I have read several reviews on the web as well as posts to relevant
newsgroups. It looks like the iRiver IHP 120 could meet my needs.
However sound quality seems to be an issue
(http://www.whooper.co.uk/iRiveriHP-120.htm) as well as gapless
playback.
The majority of listeners who've posted comments have strongly preferred the
iRiver to the iPod. On its own, through good headphones, I find the sound of the
iRiver to be exceptionally clean, transparent, and natural.

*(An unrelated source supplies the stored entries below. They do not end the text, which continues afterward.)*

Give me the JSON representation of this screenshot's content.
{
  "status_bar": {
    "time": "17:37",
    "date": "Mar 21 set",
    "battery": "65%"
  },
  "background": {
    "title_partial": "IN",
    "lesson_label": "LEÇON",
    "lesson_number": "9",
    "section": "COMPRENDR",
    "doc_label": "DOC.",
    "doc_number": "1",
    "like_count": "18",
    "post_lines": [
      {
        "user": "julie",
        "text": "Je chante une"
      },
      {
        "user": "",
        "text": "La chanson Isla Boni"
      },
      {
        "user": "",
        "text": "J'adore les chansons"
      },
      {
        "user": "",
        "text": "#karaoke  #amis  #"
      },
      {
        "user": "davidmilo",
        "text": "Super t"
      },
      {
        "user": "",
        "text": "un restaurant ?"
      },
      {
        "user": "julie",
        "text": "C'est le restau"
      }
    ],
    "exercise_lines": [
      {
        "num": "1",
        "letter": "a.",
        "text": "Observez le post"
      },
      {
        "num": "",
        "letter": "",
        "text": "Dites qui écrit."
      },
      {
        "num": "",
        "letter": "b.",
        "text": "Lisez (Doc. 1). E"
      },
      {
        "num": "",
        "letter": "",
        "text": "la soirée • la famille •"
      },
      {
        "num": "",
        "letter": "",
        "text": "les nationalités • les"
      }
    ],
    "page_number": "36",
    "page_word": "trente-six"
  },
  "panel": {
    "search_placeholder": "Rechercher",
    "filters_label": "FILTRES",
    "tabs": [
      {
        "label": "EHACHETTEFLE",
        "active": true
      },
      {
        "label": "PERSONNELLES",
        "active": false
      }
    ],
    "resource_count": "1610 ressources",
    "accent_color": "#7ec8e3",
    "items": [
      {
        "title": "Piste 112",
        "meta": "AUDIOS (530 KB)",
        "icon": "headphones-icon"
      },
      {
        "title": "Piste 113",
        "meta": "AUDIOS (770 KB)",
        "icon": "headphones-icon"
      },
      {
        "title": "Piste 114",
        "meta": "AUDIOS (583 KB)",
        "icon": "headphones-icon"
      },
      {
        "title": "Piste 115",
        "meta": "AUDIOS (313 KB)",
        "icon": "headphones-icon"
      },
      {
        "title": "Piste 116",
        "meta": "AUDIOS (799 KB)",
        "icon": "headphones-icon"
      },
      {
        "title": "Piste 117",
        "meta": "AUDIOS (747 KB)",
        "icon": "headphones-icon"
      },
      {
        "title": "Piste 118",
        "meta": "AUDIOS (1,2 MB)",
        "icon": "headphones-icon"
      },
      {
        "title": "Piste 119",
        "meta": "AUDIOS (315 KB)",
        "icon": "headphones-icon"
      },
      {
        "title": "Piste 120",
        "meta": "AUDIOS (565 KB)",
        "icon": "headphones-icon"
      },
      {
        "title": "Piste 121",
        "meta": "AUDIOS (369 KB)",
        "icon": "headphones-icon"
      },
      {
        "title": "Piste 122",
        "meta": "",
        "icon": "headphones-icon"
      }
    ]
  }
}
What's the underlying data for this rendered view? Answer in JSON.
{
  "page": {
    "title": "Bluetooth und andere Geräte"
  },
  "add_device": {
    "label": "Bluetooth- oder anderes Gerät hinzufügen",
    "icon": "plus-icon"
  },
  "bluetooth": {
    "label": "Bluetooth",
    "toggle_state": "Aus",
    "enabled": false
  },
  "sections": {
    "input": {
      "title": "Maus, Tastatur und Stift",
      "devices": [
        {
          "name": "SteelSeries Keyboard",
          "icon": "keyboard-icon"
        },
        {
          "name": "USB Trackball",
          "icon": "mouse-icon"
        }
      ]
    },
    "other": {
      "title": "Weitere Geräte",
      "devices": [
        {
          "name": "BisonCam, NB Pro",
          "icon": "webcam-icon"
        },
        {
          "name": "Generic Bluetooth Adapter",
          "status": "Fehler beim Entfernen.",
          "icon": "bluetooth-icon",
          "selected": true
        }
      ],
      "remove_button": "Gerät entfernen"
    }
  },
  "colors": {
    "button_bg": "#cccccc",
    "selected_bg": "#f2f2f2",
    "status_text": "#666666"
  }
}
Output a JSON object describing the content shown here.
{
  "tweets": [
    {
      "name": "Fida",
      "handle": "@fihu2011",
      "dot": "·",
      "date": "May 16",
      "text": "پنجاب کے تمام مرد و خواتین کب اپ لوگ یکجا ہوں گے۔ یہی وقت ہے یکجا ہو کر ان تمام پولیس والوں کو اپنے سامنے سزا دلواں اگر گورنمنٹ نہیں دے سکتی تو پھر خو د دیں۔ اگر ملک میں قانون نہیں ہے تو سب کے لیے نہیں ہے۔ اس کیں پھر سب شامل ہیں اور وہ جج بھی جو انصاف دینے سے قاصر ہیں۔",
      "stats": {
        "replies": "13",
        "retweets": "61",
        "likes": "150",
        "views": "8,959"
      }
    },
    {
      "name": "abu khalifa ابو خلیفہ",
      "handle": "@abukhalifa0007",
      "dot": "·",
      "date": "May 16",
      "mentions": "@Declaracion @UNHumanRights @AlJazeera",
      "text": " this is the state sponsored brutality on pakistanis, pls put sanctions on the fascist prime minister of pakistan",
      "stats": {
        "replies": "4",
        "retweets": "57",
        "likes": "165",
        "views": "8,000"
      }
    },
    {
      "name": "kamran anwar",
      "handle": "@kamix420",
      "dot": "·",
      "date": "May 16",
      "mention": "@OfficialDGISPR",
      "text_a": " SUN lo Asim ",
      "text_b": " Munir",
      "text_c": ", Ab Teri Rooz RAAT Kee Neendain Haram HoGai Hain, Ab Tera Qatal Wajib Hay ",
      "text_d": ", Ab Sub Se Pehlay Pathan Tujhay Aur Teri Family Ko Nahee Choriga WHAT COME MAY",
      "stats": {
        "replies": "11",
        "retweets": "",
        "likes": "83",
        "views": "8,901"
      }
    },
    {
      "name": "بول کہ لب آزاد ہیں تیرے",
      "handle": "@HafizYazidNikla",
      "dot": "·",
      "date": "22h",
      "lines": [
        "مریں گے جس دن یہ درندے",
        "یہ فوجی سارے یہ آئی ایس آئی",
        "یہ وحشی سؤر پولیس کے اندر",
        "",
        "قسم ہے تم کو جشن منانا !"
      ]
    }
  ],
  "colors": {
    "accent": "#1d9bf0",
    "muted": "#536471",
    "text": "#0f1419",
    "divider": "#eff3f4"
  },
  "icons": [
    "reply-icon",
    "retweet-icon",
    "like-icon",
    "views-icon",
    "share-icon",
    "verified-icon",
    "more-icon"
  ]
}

There is nothing
about its sound that is immediately "wrong-sounding." It is absolutely NOT
either "tiny" or "tinny."
I listened to the first 10 minutes of the first act of "Die Walkure" on the
iHP-120 and the Sony D-555 Discman, using Sennheiser 580 Precision 'phones,
switching at appropriate points. (I have no idea what the "best-sounding"
Discman is or was (if there is/was such a model), but the D-555 was certainly
the fanciest Discman ever made.)
Both "sounded good." However, I judged the D-555 to be brighter,
harder-sounding, and sometimes a bit "edgy." The iHP-120 gave a noticeably
better presentation of the recording's ambience -- it was more coherent and
"related" better to the direct sounds.
I'm thoroughly familiar with this recording played through Apogee Divas driven
by Krell electronics. Though neither the Sony nor the iRiver's playback through
the Sennheisers matches the sound of my main system, neither is either in any
way a grossly inferior presentation. The iRiver is especially pleasing and
realistic.
This reviewer is almost certainly dead wrong. I'm a fussy listener (I used to
review for Stereophile, and I've made many live recordings of classical music),
and I've never owned to any portable audio device that has given me more
listening pleasure than the iHP-120.
The iRiver does not have gapless playback. This is a problem ONLY with operas or
other works with tracks inserted at points where there aren't natural breaks in
the music. I've asked iRiver to fix this (it's theoretically doable by altering
the firmware), but gotten no reply. You can correct this yourself with software
that lets you splice WAV files, or by transferring each CD as a single large
file.
I'm not sure what the gapless playback issue is. The iRiver,
like a lot of these gadgets, has an internal, non-removable
lithium-ion battery, and I think I'd find that intolerable.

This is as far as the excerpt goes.